Casino sues cyber security company over failure to stop hacks

Affinity Gaming is one of the many Las Vegas-based casino operators. The company’s businesses included five casinos in Nevada and six others around the United States. When the company suffered from a network breach, it hired a security firm to manage and clean up its network system. But now Affinity Gaming is suing the security firm that was supposed to protect it in those kind of events.




The security firm, known as Trustwave, has been sued for allegedly performing insufficiently with regards to its own investigations on the matter.

Affinity Gaming claimed that Trustwave failed to stop the breach that directly resulted in the theft of customer credit card data. This allowed the hackers to continue taking advantage of the breach even during the investigation period, Affinity said in its lawsuit.

The casino operator outsourced the services of Trustwave during the latter part of 2013. The company tried to analyze and clean up the computer network breach it suffered which allowed attackers to obtain their customers' credit card information.

Credit card info hit

An estimated 300,000 credit card accounts from Affinity Gaming's customers were believed to have been compromised during the initial breach. And a few months later, after hiring Trustwave, they submitted a report stating that they had identified the source of the breach and had contained the malware responsible for the intrusion.

On the other hand, after a year had passed, the casino operator was hit again by a second credit card breach. This time, Affinity officials became aware of information showing that the malware had never been fully removed. This information came from a rival cybersecurity firm known as the Mandiant.

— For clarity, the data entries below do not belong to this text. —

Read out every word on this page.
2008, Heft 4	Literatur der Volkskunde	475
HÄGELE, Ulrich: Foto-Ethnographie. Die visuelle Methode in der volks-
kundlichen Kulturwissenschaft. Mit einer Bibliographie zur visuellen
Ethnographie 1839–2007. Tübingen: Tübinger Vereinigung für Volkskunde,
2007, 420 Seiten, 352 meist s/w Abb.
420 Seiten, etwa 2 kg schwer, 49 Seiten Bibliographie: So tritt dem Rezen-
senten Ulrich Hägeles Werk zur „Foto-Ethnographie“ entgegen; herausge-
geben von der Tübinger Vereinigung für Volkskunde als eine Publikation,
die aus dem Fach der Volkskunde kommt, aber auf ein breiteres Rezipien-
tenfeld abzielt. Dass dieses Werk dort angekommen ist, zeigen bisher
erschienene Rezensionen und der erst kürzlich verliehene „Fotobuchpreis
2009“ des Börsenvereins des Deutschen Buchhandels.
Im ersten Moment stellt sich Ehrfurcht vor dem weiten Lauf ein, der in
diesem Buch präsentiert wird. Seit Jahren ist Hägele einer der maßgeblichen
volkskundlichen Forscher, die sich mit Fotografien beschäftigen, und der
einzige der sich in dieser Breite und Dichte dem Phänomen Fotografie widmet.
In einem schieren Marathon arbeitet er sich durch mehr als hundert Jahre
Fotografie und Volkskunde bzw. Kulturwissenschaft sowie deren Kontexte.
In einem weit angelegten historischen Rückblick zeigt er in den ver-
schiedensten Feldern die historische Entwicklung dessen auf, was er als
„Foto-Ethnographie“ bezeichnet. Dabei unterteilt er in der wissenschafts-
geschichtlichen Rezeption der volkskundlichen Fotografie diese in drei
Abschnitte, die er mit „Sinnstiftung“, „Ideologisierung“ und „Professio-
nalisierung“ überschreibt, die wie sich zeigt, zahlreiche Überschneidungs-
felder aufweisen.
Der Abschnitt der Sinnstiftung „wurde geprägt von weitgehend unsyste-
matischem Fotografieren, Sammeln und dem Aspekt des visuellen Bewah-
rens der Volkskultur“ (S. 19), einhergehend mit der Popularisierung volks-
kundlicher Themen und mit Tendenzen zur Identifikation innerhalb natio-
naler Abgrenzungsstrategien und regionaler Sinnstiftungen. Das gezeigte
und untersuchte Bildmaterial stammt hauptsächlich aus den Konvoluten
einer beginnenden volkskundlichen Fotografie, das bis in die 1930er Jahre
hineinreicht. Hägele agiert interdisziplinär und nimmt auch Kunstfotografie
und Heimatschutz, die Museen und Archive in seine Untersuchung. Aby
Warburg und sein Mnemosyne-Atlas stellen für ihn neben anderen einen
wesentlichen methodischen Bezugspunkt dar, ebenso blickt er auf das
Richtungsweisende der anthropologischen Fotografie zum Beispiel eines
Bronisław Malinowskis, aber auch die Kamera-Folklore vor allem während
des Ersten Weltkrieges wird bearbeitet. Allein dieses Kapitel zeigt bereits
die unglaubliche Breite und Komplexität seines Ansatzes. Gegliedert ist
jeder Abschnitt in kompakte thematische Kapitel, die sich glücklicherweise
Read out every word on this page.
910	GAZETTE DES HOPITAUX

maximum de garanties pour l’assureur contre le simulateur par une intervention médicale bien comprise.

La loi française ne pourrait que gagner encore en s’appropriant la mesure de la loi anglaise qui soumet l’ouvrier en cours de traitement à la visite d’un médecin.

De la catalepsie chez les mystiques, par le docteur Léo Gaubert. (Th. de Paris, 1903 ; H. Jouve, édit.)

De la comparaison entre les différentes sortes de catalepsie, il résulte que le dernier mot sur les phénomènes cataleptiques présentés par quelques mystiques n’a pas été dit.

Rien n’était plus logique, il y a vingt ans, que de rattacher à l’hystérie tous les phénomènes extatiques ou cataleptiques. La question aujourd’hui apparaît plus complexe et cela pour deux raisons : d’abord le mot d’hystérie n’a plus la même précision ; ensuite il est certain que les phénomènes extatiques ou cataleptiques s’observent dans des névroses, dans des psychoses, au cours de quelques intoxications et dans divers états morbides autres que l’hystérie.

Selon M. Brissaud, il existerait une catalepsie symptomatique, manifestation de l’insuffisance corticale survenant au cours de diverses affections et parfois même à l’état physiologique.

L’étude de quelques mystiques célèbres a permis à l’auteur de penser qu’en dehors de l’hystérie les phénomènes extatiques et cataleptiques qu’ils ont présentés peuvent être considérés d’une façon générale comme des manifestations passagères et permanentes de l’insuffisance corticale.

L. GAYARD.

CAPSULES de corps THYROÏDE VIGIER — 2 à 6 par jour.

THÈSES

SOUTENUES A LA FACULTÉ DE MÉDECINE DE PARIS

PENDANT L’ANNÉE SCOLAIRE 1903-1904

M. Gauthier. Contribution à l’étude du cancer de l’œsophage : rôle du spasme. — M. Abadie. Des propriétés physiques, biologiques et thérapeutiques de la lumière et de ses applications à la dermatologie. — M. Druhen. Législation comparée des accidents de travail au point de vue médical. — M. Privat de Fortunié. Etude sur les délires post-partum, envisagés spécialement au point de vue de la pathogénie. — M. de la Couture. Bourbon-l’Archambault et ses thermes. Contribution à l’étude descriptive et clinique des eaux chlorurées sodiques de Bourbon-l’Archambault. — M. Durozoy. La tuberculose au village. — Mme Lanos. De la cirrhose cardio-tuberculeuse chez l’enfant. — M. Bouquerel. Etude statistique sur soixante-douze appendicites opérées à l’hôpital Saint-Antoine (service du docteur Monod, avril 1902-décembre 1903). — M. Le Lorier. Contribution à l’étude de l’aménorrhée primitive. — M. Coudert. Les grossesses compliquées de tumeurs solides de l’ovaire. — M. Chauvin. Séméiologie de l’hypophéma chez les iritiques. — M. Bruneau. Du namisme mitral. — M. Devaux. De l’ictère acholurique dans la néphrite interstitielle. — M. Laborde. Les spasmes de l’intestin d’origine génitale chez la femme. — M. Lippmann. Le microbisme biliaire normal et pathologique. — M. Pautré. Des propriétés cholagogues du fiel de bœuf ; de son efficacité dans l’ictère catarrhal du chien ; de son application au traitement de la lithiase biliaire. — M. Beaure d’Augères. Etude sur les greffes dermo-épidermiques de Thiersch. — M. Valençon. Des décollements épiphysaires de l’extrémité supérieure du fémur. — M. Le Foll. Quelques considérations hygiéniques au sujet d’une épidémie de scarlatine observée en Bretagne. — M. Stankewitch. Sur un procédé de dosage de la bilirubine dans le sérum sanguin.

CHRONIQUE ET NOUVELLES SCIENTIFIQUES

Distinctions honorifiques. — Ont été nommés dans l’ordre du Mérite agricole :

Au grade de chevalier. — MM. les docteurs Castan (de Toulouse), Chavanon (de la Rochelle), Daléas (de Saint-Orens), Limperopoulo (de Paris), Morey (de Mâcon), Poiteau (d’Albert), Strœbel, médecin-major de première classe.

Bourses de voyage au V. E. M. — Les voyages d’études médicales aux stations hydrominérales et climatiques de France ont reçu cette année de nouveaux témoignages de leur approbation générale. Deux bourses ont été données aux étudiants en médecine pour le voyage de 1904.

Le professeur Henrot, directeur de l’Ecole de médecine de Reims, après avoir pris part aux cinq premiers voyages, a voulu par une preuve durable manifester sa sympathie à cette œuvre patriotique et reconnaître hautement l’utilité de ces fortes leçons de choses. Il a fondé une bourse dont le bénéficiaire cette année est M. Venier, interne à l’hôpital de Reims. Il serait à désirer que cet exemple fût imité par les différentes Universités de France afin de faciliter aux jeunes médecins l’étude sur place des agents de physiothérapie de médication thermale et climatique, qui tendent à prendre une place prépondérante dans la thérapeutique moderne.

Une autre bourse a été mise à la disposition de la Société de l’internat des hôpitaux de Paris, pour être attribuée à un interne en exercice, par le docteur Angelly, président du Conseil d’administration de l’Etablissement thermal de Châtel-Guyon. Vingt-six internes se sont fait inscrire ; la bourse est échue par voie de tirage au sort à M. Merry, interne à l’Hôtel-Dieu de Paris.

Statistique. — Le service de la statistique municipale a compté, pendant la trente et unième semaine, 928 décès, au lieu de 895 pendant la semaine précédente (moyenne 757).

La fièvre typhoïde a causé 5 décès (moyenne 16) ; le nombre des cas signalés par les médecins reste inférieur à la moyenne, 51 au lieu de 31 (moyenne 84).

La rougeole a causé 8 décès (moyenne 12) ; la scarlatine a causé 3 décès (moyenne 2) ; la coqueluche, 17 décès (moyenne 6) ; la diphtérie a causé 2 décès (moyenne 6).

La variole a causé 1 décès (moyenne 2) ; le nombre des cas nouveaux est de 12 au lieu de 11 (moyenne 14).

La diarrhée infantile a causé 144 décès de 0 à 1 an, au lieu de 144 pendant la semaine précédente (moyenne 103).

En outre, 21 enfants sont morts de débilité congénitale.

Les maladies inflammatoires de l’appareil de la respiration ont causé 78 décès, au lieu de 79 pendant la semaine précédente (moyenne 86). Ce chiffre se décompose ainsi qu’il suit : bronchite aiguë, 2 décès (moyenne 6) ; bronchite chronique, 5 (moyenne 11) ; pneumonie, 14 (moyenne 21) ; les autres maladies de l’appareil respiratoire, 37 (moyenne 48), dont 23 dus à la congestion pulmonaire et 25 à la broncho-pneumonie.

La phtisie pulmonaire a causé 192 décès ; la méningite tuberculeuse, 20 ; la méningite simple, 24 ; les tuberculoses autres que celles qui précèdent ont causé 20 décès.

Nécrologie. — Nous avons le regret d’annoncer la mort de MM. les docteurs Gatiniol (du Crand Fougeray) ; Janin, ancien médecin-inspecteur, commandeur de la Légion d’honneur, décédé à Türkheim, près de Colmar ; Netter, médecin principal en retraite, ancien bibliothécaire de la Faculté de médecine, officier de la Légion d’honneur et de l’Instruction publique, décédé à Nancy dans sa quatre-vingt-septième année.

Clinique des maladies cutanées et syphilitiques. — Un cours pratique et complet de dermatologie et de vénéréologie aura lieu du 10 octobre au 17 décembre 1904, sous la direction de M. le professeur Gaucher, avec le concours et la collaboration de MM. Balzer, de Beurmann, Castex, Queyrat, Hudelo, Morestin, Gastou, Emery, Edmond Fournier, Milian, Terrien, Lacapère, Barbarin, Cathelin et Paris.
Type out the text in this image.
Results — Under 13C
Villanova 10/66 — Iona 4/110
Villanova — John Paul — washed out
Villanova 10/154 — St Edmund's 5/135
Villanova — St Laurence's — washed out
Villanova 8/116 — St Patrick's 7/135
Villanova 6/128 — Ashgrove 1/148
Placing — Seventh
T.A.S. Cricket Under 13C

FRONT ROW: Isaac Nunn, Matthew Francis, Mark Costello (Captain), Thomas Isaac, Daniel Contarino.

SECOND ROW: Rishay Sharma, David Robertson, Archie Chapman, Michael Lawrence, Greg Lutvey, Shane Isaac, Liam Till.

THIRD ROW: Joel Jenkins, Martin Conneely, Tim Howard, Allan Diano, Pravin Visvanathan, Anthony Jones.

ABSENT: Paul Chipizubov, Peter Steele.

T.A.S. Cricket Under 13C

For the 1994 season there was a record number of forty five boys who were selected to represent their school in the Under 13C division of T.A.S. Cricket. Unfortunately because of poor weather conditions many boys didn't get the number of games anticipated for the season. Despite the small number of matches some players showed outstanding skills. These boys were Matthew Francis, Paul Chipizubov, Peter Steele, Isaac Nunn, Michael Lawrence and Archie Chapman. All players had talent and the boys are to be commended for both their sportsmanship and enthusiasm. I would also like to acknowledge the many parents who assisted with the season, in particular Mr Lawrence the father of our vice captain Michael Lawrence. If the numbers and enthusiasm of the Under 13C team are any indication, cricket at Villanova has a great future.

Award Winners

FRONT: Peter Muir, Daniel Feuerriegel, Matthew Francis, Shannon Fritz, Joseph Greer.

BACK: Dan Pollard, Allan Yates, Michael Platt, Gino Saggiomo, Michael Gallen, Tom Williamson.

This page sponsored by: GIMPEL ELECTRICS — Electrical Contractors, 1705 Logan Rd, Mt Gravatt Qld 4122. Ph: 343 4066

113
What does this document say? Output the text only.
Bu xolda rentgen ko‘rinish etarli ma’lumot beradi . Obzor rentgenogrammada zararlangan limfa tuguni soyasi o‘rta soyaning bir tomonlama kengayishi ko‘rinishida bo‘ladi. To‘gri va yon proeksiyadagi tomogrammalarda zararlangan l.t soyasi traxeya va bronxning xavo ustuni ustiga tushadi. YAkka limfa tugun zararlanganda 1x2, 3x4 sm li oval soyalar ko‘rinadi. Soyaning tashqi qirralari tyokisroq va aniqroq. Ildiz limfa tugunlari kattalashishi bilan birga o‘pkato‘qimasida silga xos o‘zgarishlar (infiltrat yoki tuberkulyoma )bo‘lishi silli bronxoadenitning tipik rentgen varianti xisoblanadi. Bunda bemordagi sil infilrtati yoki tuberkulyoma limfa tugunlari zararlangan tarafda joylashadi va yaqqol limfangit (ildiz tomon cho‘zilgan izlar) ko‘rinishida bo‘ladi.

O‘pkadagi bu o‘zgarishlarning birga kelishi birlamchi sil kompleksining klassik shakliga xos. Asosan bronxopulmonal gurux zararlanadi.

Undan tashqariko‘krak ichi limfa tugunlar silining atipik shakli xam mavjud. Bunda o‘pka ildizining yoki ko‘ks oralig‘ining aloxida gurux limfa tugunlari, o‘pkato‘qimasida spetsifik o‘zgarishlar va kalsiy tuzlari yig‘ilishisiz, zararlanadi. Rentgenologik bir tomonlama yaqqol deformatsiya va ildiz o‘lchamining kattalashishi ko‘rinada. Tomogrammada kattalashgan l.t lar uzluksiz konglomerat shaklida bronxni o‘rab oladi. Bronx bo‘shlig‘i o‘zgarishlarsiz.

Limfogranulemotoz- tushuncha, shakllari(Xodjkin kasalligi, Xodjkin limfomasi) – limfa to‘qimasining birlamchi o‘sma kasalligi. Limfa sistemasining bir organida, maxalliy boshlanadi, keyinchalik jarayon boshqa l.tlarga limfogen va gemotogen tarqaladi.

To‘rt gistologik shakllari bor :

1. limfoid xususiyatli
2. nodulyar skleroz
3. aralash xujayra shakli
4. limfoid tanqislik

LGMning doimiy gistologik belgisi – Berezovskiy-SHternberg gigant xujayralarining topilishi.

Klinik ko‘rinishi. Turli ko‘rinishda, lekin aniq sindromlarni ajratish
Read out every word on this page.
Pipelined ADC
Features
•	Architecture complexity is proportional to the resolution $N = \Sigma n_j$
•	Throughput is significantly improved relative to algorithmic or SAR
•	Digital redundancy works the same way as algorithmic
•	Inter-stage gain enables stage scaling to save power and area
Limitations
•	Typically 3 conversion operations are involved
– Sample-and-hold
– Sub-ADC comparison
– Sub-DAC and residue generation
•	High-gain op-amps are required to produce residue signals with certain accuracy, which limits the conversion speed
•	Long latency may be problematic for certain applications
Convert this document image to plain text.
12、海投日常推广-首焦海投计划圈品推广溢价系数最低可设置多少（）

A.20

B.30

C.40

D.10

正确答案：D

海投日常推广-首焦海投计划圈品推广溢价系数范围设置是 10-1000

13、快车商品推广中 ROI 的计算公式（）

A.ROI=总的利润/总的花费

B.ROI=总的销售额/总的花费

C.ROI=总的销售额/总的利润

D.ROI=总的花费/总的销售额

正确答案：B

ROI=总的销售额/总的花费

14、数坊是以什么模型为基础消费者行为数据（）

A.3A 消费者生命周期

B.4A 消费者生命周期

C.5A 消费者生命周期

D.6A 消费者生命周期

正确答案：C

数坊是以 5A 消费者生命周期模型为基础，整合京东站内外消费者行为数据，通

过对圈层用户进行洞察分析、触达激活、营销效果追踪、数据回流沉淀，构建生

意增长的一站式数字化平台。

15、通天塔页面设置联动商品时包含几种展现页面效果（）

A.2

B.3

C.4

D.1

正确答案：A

Affinity Gaming is seeking a minimum of $100,000 in damages from Trustwave. Details of the lawsuit filed by the company states that it had hired the services of the security firm to diagnose, investigate, and prescribe appropriate measures to address the problem caused by the initial breach. And so, when Affinity Gaming was hit again by another data breach, the company sought help from the rival security firm, Mandiant, which had concluded that Trustwave's claim of full removal of the malware were untrue.

And as expected, Trustwave denied the allegations of their rival firm and confidently stated that they will defend themselves strongly in court.